Tuesday, October 11, 2011


I recently encountered a writer -- and I'm a little loathe to use that word, writer -- who said to me that he refused to do rewrites because he felt that a piece ought to be perfect the first time it's written. My first thought was, "Someone has been reading too many parables about Faulkner." My immediate second thought was, "I have no rebuttal." I am going out on a limb here to say that this person is not a writer.

Why? Because rewrites are almost mandatory in our line of work.

I have never had a piece published that didn't require a rewrite. Even "In A Flash" -- a piece that is only 263 words -- got a rewrite to change a whopping six words from the original. If you're a writer who believes in self-improvement, rewrites are almost part of your fiber.

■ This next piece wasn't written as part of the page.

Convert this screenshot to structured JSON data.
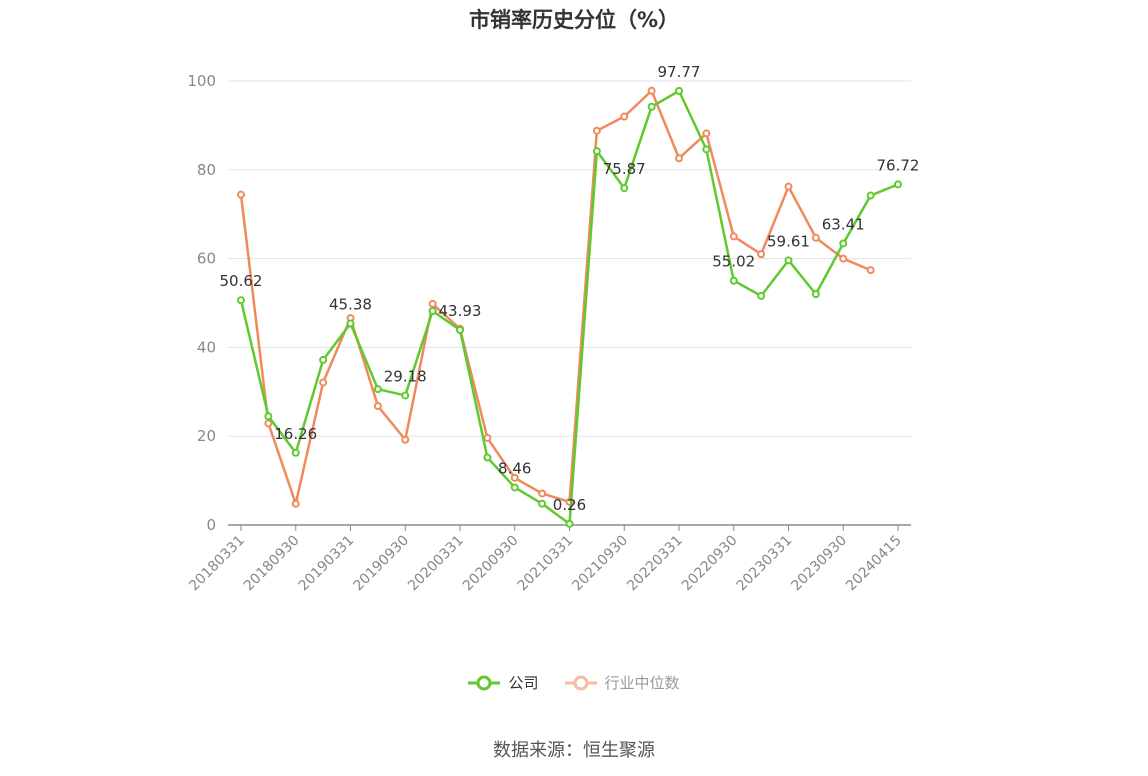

So here are some tips I give to folks at the Milwaukee Writers Workshop who might not be as well-versed in the art of rewriting.

1. Read your piece like a reader. It's a difficult trait to master, but it's essential. Be subjective about your own work in order to create the best possible piece.
2. Keep the goal in mind. Your story should have a resolution; every story needs one. Is your rewrite getting you to that resolution?
3. Don't over-correct: if you find yourself substituting words, put your pen down.
4. Allow yourself time. A lot of times you can spend too long on rewrite a piece. Sometimes put it down and work on another project (or better yet, submit it).

Just a few thoughts on revision and rewriting. What are your thoughts? What's your process?